A month ago (which frankly feels like eons at this point), Satya Nadella said the following while announcing Microsoft's new AI tools for Office:

This next generation of AI is fundamentally different from the AI that we’ve grown accustomed to around us. For years, AI has in fact powered online experiences ranging from search to social media, working behind the scenes to serve up recommendations for us or about us. From what we watched to what websites we visit to what we buy, that version of AI has become so second nature in our digital lives that we often don’t even realize or recognize it.

You could say we’ve been using AI on autopilot, and now this next generation of AI, we’re moving from autopilot to copilot. We’re already starting to see what these new copilots can unlock for software developers, for business processes like sales, marketing, and customer service, and for millions of people synthesizing information in powerful new ways through multi-turn conversational search. As we build this next generation of AI, we made a conscious design choice to put human agency both at a premium and at the center of the product. For the first time we have the access to AI that is as empowering as it is powerful.

At LinkedIn, we internally talked about establishing an internal framework for "levels of automation" for different professoinal workflows, and that our objective was to slowly move up those levels just like we're seeing occur in automotives. Satya's argument is that we should be aiming for the opposite (at least in some scenarios) and that's interesting. And I actually see the value.

Over the past few months as I've started writing more code, I've realized that I don't necessarily want ChatGPT or Copilot to write the entire code for me (it'd be great if it could), but rather just help me ship more. That's the job-to-be-done. Yes they both get things wrong every now and then, but they still make me more productive.

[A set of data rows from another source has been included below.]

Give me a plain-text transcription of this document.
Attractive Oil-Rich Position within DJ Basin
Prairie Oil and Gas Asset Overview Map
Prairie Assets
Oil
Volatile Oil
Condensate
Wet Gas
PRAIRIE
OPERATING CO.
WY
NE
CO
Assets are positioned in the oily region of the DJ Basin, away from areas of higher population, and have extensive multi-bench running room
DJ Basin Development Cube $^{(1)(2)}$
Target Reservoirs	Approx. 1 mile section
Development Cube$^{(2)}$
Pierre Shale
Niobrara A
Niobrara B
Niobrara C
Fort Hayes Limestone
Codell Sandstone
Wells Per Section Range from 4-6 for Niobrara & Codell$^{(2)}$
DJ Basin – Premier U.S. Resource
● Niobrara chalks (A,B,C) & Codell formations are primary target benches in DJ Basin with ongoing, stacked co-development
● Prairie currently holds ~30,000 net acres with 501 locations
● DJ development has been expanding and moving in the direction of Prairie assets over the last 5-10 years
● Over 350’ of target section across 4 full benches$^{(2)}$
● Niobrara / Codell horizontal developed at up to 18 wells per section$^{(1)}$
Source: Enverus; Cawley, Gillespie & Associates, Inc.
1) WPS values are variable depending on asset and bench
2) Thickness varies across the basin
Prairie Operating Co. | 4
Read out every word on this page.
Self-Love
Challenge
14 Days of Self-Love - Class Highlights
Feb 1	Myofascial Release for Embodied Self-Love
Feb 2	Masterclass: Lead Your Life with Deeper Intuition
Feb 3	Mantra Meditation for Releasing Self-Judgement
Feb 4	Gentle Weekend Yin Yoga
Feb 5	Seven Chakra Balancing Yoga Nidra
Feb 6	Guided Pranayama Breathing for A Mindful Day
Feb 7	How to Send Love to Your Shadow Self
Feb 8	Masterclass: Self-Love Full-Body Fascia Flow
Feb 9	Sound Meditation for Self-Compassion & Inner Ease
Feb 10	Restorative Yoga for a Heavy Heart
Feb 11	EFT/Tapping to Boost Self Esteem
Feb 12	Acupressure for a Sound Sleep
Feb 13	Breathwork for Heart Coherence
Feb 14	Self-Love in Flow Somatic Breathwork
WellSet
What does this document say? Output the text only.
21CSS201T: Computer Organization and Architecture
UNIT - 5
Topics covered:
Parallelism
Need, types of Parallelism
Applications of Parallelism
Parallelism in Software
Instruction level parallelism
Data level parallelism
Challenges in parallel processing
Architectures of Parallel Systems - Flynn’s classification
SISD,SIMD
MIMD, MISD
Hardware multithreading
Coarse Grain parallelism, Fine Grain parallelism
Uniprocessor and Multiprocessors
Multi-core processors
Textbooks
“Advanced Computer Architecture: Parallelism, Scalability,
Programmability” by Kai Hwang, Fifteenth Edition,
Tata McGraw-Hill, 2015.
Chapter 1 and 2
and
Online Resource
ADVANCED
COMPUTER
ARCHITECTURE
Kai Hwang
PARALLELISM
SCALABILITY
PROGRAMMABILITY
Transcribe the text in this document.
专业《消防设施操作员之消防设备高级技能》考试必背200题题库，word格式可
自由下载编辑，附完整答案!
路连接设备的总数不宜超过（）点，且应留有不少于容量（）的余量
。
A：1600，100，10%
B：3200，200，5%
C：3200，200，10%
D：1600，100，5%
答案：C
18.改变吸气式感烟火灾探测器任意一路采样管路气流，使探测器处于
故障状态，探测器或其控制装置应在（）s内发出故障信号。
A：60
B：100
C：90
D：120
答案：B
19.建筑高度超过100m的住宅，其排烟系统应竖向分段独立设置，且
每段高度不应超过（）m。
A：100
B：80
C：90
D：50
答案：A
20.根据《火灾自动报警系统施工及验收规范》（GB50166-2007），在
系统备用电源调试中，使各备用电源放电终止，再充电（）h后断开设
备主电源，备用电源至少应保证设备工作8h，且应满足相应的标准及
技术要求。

I've also noticed that the "right copilot" is needed for different problems:

  1. Business logic: When I'm thinking through how something should function, a chat functionality works a lot better. It's more like pair programming where I do want to be somewhat involved to shape the choices, or even help ChatGPT through errors that it can't seem to solve on its own (understandable since APIs it tries to use keep changing).
  2. Boilerplate code: There's a lot of boilerplate code that we write to ship things, and Copilot is great at solving for that. I just need it to spit out a function or something, and every once in a while tweak it. For instance, I don't always want to define types. It worked great for Cytation, for instance, by creating types for YouTube's API response which it knew while I had to keep looking at the JSON response an item at a time.
  3. Design: This is a gap right now. Creating front-end experiences remains a limitation for both ChatGPT and Copilot, and demonstrates you still need the right UX for the specific problem. Text can't solve everything. I'm excited to see the innovation going on over here. For now, I expect some form of "Figma-to-React" to be the solution (replace Figma with any other tool that does better, like Framer, and React with iOS or Android based on your needs). The last decade's shift towards declarative UI frameworks offer an excellent foundation across platforms.

It's possible that massive value will accrue to those that combine these into one package for an entire org.